Mais il faut bientôt se rendre à l’évidence : ici, une femme a les mains liées en signe de "Soumission" ; ailleurs, ses vêtements situent celle au "Regard lointain" dans un folklore étriqué ; les corps nus –tous féminins-- longuement élaborés, ne sont qu’objets prisonniers de l’image du plaisir que donne leur perfection. Et les sylves tropicales explosent en réalité autour de ces personnages, en un orbe impénétrable ("Un jour la vie", Rêveuse"...) Prenant conscience de cet enfermement, l’artiste essaie alors de “se” rééquilibrer en déséquilibrant son tableau, en passant de cette flore omniprésente à un tracé à peine réaliste, devenu non-signifiant. D’autres fois, tellement -trop- puissamment prise dans cet enchevêtrement, elle laisse un espace blanc qui “flotte” à l’acmé psychologique de la scène comme, après un chorus déchirant, flotterait un épais silence ! Mais, si -comme elle l’affirme- Gudrun Morel trouve dans ce “vide” un répit, se ménage une sortie ; à ce moment-là, le spectateur la “perd” un peu, car ce “lieu” est bel et bien clos, lui aussi !
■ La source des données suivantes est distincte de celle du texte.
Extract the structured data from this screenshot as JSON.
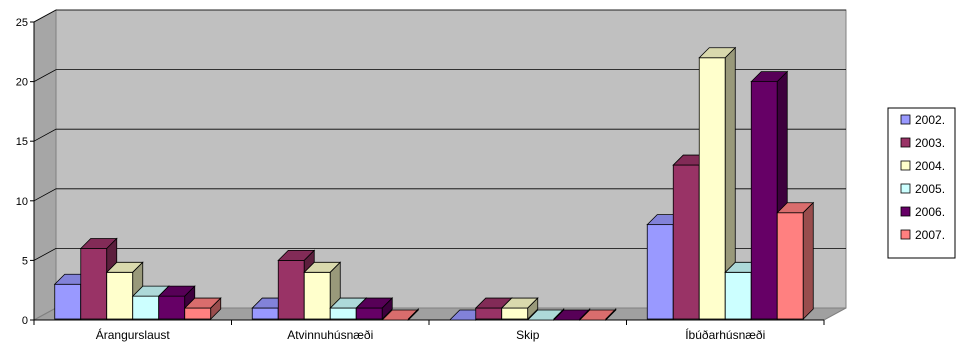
{
  "chart_data": {
    "type": "bar",
    "categories": [
      "Árangurslaust",
      "Atvinnuhúsnæði",
      "Skip",
      "Íbúðarhúsnæði"
    ],
    "series": [
      {
        "name": "2002.",
        "values": [
          3,
          1,
          0,
          8
        ],
        "color": "#9999FF"
      },
      {
        "name": "2003.",
        "values": [
          6,
          5,
          1,
          13
        ],
        "color": "#993366"
      },
      {
        "name": "2004.",
        "values": [
          4,
          4,
          1,
          22
        ],
        "color": "#FFFFCC"
      },
      {
        "name": "2005.",
        "values": [
          2,
          1,
          0,
          4
        ],
        "color": "#CCFFFF"
      },
      {
        "name": "2006.",
        "values": [
          2,
          1,
          0,
          20
        ],
        "color": "#660066"
      },
      {
        "name": "2007.",
        "values": [
          1,
          0,
          0,
          9
        ],
        "color": "#FF8080"
      }
    ],
    "yticks": [
      0,
      5,
      10,
      15,
      20,
      25
    ],
    "ylim": [
      0,
      25
    ],
    "grid": true,
    "legend_position": "right",
    "wall_color": "#C0C0C0"
  }
}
Et les couples, dans cet univers à la fois spontané et longuement échafaudé ; conçu avec un sens aigu d’une dramaturgie picturale ? Très préoccupée à l’évidence de l’idée de communication, l’artiste les “met en scène”, en gros plan, enlacés, embrassés... à l’avant du décor. Les titres, alors, se veulent rassurants : "Connivence", "Plénitude", etc. Mais il semble bien que là encore, prédomine l’angoisse ; que chaque étreinte soit un étouffement ; que le grand orbe de "Brûlure de la passion" ressemble à s’y méprendre à l’enfer ; que le corps de la femme, porté par l’homme dans "Bouquet final", ne soit fait que d’ombres creuses, les têtes des deux protagonistes devenant fleur vénéneuse ; et l’homme, enfin, vêtu de noir, agrippant le corps nu et réticent de la femme dans "Incompréhension", rappelle étrangement la mort.
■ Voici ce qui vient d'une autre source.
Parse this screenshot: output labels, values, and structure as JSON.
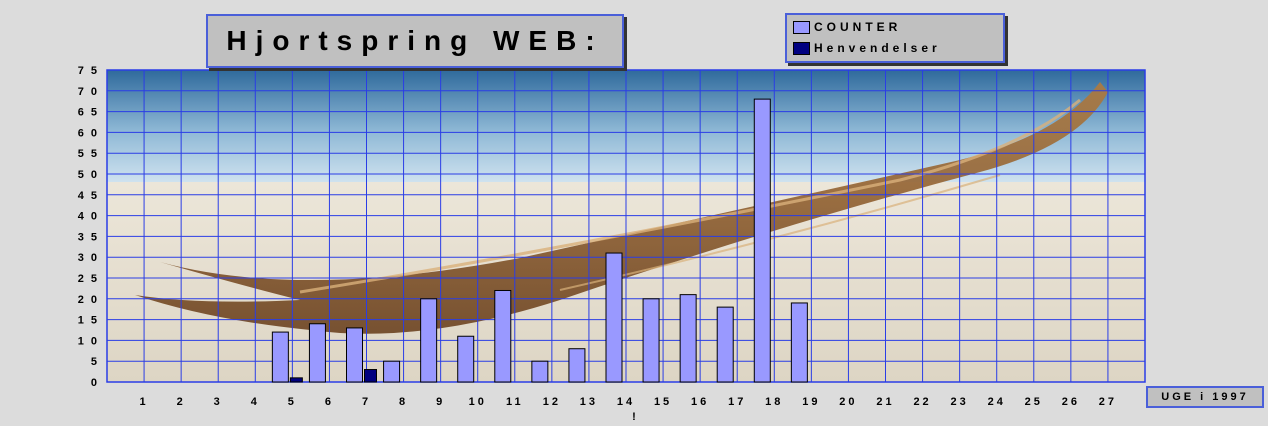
{
  "colors": {
    "background": "#dcdcdc",
    "grid": "#2a3de6",
    "counter_bar": "#9999ff",
    "henvendelser_bar": "#000080",
    "frame": "#c0c0c0",
    "frame_border": "#4a5fd9"
  },
  "chart_data": {
    "type": "bar",
    "title": "Hjortspring WEB:",
    "xlabel": "UGE i 1997",
    "ylabel": "",
    "categories": [
      "1",
      "2",
      "3",
      "4",
      "5",
      "6",
      "7",
      "8",
      "9",
      "10",
      "11",
      "12",
      "13",
      "14",
      "15",
      "16",
      "17",
      "18",
      "19",
      "20",
      "21",
      "22",
      "23",
      "24",
      "25",
      "26",
      "27"
    ],
    "series": [
      {
        "name": "COUNTER",
        "color": "#9999ff",
        "values": [
          0,
          0,
          0,
          0,
          12,
          14,
          13,
          5,
          20,
          11,
          22,
          5,
          8,
          31,
          20,
          21,
          18,
          68,
          19,
          0,
          0,
          0,
          0,
          0,
          0,
          0,
          0
        ]
      },
      {
        "name": "Henvendelser",
        "color": "#000080",
        "values": [
          0,
          0,
          0,
          0,
          1,
          0,
          3,
          0,
          0,
          0,
          0,
          0,
          0,
          0,
          0,
          0,
          0,
          0,
          0,
          0,
          0,
          0,
          0,
          0,
          0,
          0,
          0
        ]
      }
    ],
    "yticks": [
      "0",
      "5",
      "10",
      "15",
      "20",
      "25",
      "30",
      "35",
      "40",
      "45",
      "50",
      "55",
      "60",
      "65",
      "70",
      "75"
    ],
    "ylim": [
      0,
      75
    ],
    "grid": true,
    "legend_position": "top-right",
    "annotation": "!",
    "background_image": "photograph of the Hjortspring boat on sand"
  }
}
Que deviennent donc les pérégrinations idylliques proposées par Gudrun Morel ? Comme ces voyages au cours desquels s’accumulent des impondérables, ses oeuvres se détournent de l’itinéraire prévu, pour devenir réflexions sur la solitude, la difficulté d’être, sur le précaire équilibre qui lie les êtres... Il n’est pas surprenant alors que, chaleureuse et si conviviale, elle abandonne ses sombres dédales psychologiques pour l’intimité d’une table ornée d’un vase, d’une fleur étrange aux teintes douces... par besoin peut-être de personnaliser un petit coin de vie, oublieux des lointains tropiques ?
Jeanine RIVAIS
CE TEXTE A ETE ECRIT EN 1999.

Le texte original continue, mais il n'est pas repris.